More than 161,000 sandwiches can be made with the seven pallets of peanut butter recently donated to the Federation of Virginia Food Banks. Its seven regional food banks will each receive one pallet, and that peanut butter will be distributed to a network of 1,500 pantries, soup kitchens and other partner agencies.
The Virginia Peanut Board and Virginia Peanut Growers Association recently teamed up with Peanut Proud to contribute 10,080 jars to the nonprofit organization. That spreadable mother lode will provide a shelf-stable source of nutrition for food-insecure families across Virginia.

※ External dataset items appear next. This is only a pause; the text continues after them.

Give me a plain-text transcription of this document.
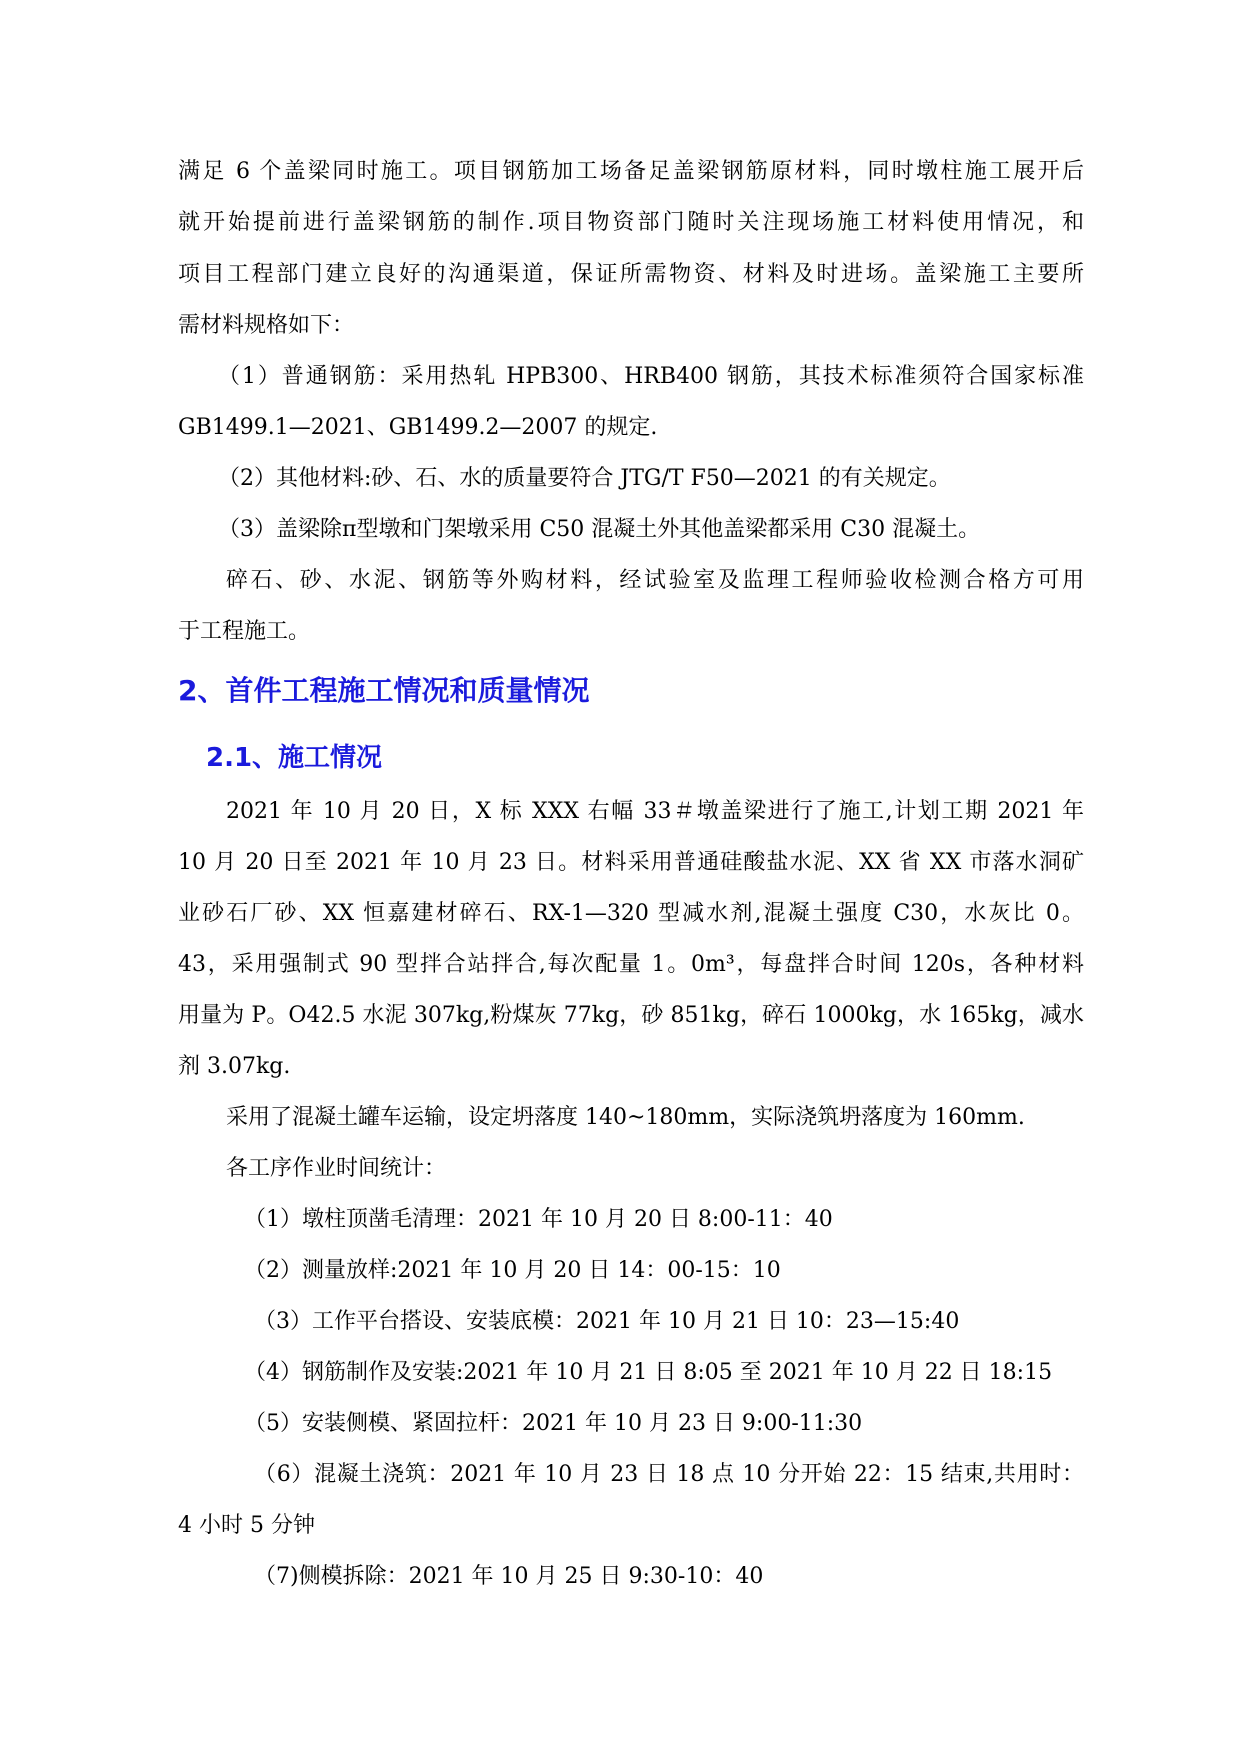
满足 6 个盖梁同时施工。项目钢筋加工场备足盖梁钢筋原材料，同时墩柱施工展开后
就开始提前进行盖梁钢筋的制作.项目物资部门随时关注现场施工材料使用情况，和
项目工程部门建立良好的沟通渠道，保证所需物资、材料及时进场。盖梁施工主要所
需材料规格如下：
（1）普通钢筋：采用热轧 HPB300、HRB400 钢筋，其技术标准须符合国家标准
GB1499.1—2021、GB1499.2—2007 的规定.
（2）其他材料:砂、石、水的质量要符合 JTG/T F50—2021 的有关规定。
（3）盖梁除π型墩和门架墩采用 C50 混凝土外其他盖梁都采用 C30 混凝土。
碎石、砂、水泥、钢筋等外购材料，经试验室及监理工程师验收检测合格方可用
于工程施工。
2、首件工程施工情况和质量情况
2.1、施工情况
2021 年 10 月 20 日，X 标 XXX 右幅 33＃墩盖梁进行了施工,计划工期 2021 年
10 月 20 日至 2021 年 10 月 23 日。材料采用普通硅酸盐水泥、XX 省 XX 市落水洞矿
业砂石厂砂、XX 恒嘉建材碎石、RX-1—320 型减水剂,混凝土强度 C30，水灰比 0。
43，采用强制式 90 型拌合站拌合,每次配量 1。0m³，每盘拌合时间 120s，各种材料
用量为 P。O42.5 水泥 307kg,粉煤灰 77kg，砂 851kg，碎石 1000kg，水 165kg，减水
剂 3.07kg.
采用了混凝土罐车运输，设定坍落度 140~180mm，实际浇筑坍落度为 160mm.
各工序作业时间统计：
（1）墩柱顶凿毛清理：2021 年 10 月 20 日 8:00-11：40
（2）测量放样:2021 年 10 月 20 日 14：00-15：10
（3）工作平台搭设、安装底模：2021 年 10 月 21 日 10：23—15:40
（4）钢筋制作及安装:2021 年 10 月 21 日 8:05 至 2021 年 10 月 22 日 18:15
（5）安装侧模、紧固拉杆：2021 年 10 月 23 日 9:00-11:30
（6）混凝土浇筑：2021 年 10 月 23 日 18 点 10 分开始 22：15 结束,共用时：
4 小时 5 分钟
（7)侧模拆除：2021 年 10 月 25 日 9:30-10：40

“This is mainly due to the important nutritional attributes that peanuts provide,” said Dell Cotton, executive secretary of the VPGA. “A peanut butter sandwich, so simple to make, is packed with protein, vitamins, minerals, folate and other benefits for the body.”

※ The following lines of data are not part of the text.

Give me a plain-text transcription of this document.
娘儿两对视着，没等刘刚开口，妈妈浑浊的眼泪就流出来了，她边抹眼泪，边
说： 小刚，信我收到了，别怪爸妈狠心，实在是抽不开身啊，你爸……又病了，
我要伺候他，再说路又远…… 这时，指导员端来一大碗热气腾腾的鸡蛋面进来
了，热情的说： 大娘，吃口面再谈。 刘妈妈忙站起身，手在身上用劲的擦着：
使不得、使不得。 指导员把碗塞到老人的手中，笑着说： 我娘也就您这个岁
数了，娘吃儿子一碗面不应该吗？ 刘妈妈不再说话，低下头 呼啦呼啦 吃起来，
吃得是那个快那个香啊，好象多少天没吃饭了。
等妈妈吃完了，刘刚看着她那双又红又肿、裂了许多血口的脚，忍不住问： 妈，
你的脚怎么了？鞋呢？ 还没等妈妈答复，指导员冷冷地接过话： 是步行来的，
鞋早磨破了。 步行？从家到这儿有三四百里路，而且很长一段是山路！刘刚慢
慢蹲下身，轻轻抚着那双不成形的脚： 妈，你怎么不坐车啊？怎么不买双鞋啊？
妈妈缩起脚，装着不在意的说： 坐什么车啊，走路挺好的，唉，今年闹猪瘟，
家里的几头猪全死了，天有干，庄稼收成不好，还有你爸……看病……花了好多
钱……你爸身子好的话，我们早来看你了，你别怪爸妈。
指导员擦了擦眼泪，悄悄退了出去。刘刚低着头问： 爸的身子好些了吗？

This year’s donation increased significantly with a five-pallet contribution from Peanut Proud, an industry-sponsored charitable organization that responds to existing food bank needs in peanut-growing states or for disaster relief efforts.
Cotton added that the COVID-19 pandemic put immense strain on the food bank system, and peanut butter is one of the most needed products.
“Nutritious, shelf-stable food items like peanut butter are essential to our emergency food distribution efforts,” said Eddie Oliver, FVFB executive director. “We are so grateful we can rely on our partners at the Virginia Peanut Growers Association to help us better serve the estimated 800,000 Virginians struggling with food insecurity.”
In its 12th year, this annual donation coincides with National Peanut Month in March—an opportunity to recognize the versatility of the peanut. Virginia is ranked ninth in the U.S. for peanut production, with the groundnuts grown mostly in its sandy southeastern soils. Cotton reported more than 139 million pounds of Virginia peanuts were harvested on 29,000 acres in 2021, generating $36 million.
“It’s heartwarming to see this great program initiated year after year,” said Southampton County peanut grower M.L. Everett Jr., who chairs the Virginia Farm Bureau Federation Peanut Advisory Committee.
Virginia’s peanut farmers are concerned with extending shelf life to ensure a steady supply for consumers. “When storing peanuts longer than eight months, the quality coming out of stores isn’t as fresh,” Everett said.
But high-oleic varieties grown now have a much later freshness date and increased yields, and they pack health benefits such as boosting “good” cholesterol levels.